The US is the true threat to Canada
China is not a threat to us, but. The US hegemony is a threat to us. The US put a 300 per cent tariff on Bombardier jets and killed our most advanced manufacturing. The US put a 300 per cent tariff on Bombardier jets based on the claim that it got “illegal subsidies” from the Canadian government. This year, the Canadian governments gave Volkswagen $13 billion CAD to build a lithium battery factory in St Thomas, Ontario. By the time the factory produces batteries, the US could put a 300 per cent tariff on Ontario lithium batteries too. The US protectionism is America First and is a threat to Canada’s economy.
Meanwhile, Chinese companies have had a positive track record of buying Canadian companies and keeping jobs in Canada: whether it was Han’s Laser Technology Industry Group purchasing CorActive High-Tech – a manufacturer of specialty optical fiber and fiber laser modules, or China’s O-Net Technologies purchasing ITF Technologies – a Montreal-based tech company. Who’s the real threat, when you look deeper than the mainstream media wants you to?

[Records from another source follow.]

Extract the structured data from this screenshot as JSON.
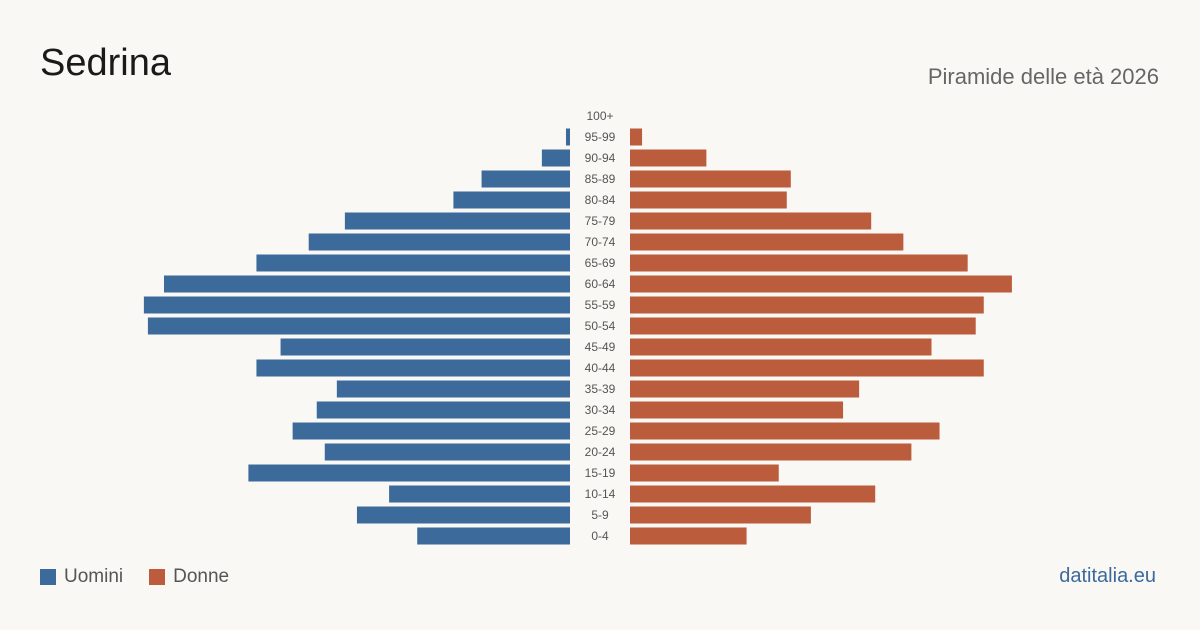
{
  "header": {
    "title": "Sedrina",
    "subtitle": "Piramide delle età 2026"
  },
  "legend": {
    "men_label": "Uomini",
    "women_label": "Donne"
  },
  "brand": "datitalia.eu",
  "colors": {
    "men": "#3b6a9b",
    "women": "#bb5d3d",
    "brand": "#3b6a9b",
    "age_label": "#555555"
  },
  "chart_data": {
    "type": "bar",
    "orientation": "horizontal-pyramid",
    "categories": [
      "100+",
      "95-99",
      "90-94",
      "85-89",
      "80-84",
      "75-79",
      "70-74",
      "65-69",
      "60-64",
      "55-59",
      "50-54",
      "45-49",
      "40-44",
      "35-39",
      "30-34",
      "25-29",
      "20-24",
      "15-19",
      "10-14",
      "5-9",
      "0-4"
    ],
    "series": [
      {
        "name": "Uomini",
        "values": [
          0,
          1,
          7,
          22,
          29,
          56,
          65,
          78,
          101,
          106,
          105,
          72,
          78,
          58,
          63,
          69,
          61,
          80,
          45,
          53,
          38
        ]
      },
      {
        "name": "Donne",
        "values": [
          0,
          3,
          19,
          40,
          39,
          60,
          68,
          84,
          95,
          88,
          86,
          75,
          88,
          57,
          53,
          77,
          70,
          37,
          61,
          45,
          29
        ]
      }
    ],
    "legend_position": "bottom-left",
    "grid": false
  }
}
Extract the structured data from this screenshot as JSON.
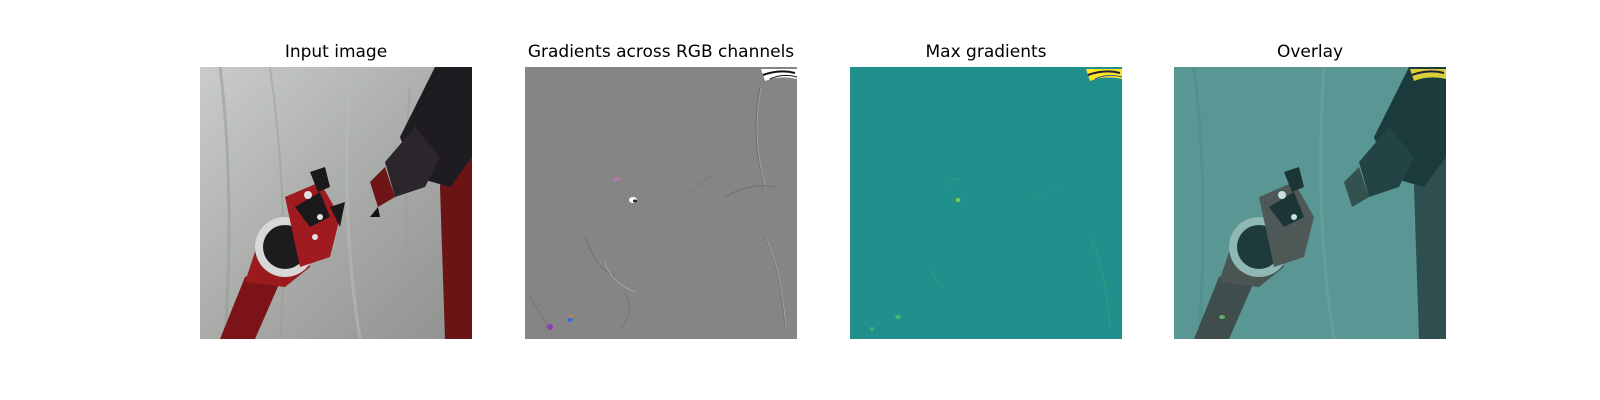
{
  "panels": [
    {
      "title": "Input image"
    },
    {
      "title": "Gradients across RGB channels"
    },
    {
      "title": "Max gradients"
    },
    {
      "title": "Overlay"
    }
  ],
  "colors": {
    "background_cloth": "#a9aca9",
    "robot_red": "#7c1316",
    "robot_dark": "#201d22",
    "gradient_gray": "#858585",
    "max_gradient_teal": "#21908d",
    "overlay_teal": "#4a8886"
  }
}
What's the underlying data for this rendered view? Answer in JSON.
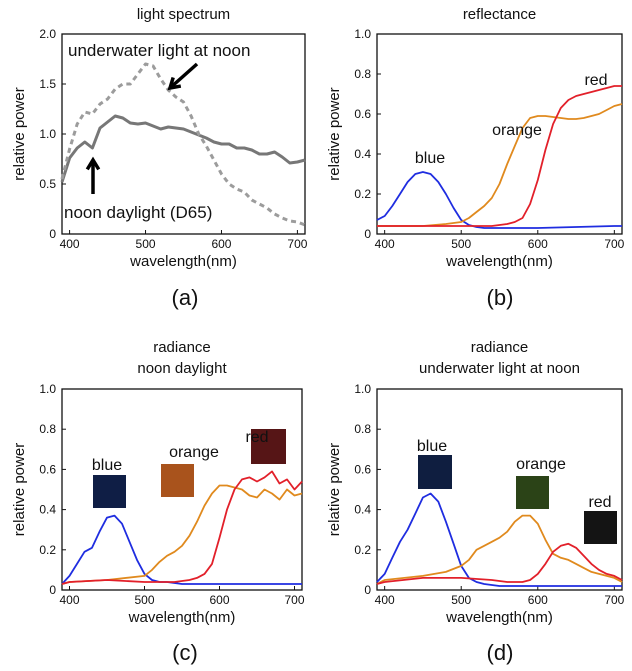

Self-sabotage will cause much pain
The University of Waterloo’s decision has prompted other Canadian universities to follow suit. UW was just the first of many to cut off any new research cooperation with Huawei. Toronto Star reporter Joanna Chiu reported that “Canada set to name foreign labs, universities that pose risk to national security”, while the “list will include foreign entities at ‘higher risk’ of engaging in research theft, unwanted knowledge transfers and interference”. Universities have already committed to avoid working with any of these supposedly dangerous entities. The initial self-sabotaging decision by University of Waterloo and the universities after it, will cause much pain for the US’ geopolitical benefit. The next step in self-sabotage will cost them up to “$100M in annual funding from foreign partners”; even more pain will be felt.
Research cooperation with Chinese organizations or businesses, even those which aren’t controlled by the Chinese state, could possibly become a thing of the past, based on current trends. This can now feasibly be seen to extend to any state the Canadian government doesn’t like.
Why did the University of Waterloo ends its cooperation with Huawei? Why did Canadian government ban Huawei equipment? Why does the Canadian government rejects China’s mutual respect and win-win cooperation but embraces the America-First relationship? Certainly not in the best interest of the Canadian people, but instead at the US’ behest.
Canada’s national interest can be protected with an international relationship of mutual respect and win-win cooperation. Canadian national interests are damaged when our economy is just an attachment to the US economy. The ending of research cooperation between the University of Waterloo and Huawei is bad for Canadians as a whole.